Unless we create the necessary infrastructures and the enabling environment for our people to flourish, we will continue to lag behind the global competition for talent and technical know-how. All the great civilizations of our time have been built through hard work, discipline, planning, talent recognition, vision and acquisition of global best practices for process improvement. We seem unwilling to take this path to nurturing talent, building infrastructures and institutions to enhance the growth of our people and ensure a better life for all Ghanaians.

Why do we keep frustrating our people with basic services that should be provided with a smile? Traveling around the nation, one realizes our people deserve better. We can’t provide 24 hour electricity, we can’t provide 24 hour running water, we can’t name all our streets, we can’t cover our gutters where mosquitoes breeds and spread malaria, we can’t stop trash burning polluting our air, we can’t provide application forms for our nursing graduates. What can those in leadership position do for the people of Ghana?

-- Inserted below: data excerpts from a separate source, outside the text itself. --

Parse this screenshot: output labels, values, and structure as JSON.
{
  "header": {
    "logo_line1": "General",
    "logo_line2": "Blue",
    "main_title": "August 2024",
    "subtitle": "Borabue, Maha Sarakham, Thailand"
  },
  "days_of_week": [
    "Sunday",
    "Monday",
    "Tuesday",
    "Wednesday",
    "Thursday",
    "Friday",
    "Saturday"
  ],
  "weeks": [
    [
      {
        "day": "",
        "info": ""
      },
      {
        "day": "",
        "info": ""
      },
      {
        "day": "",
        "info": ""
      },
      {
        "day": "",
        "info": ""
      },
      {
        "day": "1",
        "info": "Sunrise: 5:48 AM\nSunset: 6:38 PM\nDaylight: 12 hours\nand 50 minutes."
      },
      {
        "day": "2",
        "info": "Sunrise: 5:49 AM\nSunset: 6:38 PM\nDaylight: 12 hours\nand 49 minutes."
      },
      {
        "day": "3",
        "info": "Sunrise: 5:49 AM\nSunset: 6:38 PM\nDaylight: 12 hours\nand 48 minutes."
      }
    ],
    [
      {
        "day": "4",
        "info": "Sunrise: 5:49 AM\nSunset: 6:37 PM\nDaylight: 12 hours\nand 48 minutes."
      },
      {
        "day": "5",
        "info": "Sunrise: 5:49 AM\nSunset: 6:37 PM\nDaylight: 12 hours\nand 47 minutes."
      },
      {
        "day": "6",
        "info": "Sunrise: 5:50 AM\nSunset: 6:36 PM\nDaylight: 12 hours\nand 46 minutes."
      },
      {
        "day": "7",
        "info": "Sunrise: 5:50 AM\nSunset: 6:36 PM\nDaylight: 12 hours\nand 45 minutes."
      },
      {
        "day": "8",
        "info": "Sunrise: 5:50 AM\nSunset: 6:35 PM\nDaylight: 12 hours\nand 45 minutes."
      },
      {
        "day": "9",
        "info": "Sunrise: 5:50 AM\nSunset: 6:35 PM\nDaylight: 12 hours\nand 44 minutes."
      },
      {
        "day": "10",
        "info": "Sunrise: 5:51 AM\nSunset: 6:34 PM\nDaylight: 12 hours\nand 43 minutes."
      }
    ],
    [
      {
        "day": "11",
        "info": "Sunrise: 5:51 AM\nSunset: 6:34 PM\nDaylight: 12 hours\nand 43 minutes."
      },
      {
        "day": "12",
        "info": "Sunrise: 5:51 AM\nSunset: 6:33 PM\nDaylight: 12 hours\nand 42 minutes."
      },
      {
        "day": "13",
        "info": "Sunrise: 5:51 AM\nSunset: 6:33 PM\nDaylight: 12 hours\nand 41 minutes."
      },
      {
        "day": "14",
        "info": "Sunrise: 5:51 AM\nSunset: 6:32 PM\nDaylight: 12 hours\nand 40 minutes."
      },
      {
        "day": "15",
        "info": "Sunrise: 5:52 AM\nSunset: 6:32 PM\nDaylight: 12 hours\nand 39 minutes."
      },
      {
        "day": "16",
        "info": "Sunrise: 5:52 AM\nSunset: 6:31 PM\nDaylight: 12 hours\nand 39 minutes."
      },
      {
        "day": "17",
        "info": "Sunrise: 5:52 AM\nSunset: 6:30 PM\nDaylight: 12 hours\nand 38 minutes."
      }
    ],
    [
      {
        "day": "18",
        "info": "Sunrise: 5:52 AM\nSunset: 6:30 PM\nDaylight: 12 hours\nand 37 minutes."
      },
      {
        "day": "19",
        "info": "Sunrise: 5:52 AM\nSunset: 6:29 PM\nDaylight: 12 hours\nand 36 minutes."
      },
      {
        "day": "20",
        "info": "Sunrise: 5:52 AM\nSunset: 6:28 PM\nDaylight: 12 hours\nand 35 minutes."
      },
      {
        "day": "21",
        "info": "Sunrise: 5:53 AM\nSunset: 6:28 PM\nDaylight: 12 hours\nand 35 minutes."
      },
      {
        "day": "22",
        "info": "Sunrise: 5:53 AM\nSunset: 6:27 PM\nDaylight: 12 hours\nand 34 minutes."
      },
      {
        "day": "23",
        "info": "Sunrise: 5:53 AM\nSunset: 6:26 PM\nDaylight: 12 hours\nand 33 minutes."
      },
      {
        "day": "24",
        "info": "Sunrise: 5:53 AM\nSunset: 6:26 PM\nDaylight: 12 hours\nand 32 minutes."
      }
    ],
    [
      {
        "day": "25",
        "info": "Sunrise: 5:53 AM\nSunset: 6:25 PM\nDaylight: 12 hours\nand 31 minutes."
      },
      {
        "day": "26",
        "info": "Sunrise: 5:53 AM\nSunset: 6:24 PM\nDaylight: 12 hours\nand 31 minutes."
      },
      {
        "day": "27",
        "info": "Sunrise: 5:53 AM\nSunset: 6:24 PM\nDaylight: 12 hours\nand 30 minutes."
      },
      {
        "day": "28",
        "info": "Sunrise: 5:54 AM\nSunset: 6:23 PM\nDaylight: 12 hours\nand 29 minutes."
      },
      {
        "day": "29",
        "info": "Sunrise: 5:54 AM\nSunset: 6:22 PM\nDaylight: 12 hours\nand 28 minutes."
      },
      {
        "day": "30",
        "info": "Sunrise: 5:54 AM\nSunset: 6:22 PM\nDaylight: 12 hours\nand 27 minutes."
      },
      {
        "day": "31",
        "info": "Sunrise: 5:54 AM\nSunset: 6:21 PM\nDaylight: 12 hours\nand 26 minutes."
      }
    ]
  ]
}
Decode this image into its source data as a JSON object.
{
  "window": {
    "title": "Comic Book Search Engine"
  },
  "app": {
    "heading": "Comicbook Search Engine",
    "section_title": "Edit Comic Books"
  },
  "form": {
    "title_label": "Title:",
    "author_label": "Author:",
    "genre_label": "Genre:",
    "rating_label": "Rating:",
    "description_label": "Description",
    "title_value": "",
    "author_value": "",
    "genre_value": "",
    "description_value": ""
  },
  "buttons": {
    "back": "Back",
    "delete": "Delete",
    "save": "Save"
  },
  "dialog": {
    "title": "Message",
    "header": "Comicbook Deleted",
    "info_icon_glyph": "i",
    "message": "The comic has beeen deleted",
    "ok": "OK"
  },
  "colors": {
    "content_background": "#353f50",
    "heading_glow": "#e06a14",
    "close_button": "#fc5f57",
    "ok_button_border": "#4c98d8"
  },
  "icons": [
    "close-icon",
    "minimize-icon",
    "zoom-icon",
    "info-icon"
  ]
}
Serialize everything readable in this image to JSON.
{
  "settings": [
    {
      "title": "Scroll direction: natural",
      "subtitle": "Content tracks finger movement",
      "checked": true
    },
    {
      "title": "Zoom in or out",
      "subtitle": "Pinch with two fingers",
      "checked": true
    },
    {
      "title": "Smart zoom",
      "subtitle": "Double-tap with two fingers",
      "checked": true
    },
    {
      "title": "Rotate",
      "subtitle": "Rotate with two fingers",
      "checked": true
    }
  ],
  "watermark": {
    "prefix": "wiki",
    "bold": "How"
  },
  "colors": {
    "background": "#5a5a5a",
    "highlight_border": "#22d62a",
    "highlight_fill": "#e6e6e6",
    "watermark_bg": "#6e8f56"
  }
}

It seems like all the 23 million people are waiting for the mythical invisible and invincible “orders from above.”

This is unacceptable and the solution is simply. I respectfully ask President Mills to direct his Minister of Health, Dr. Benjamin Kunbour to make sure these application forms are made available throughout the country so that our young nurses around the nation who have passed their licensing examinations and completed their national service can get these forms to select hospitals of their choice for interviews and begin their careers and render much needed health services to our people.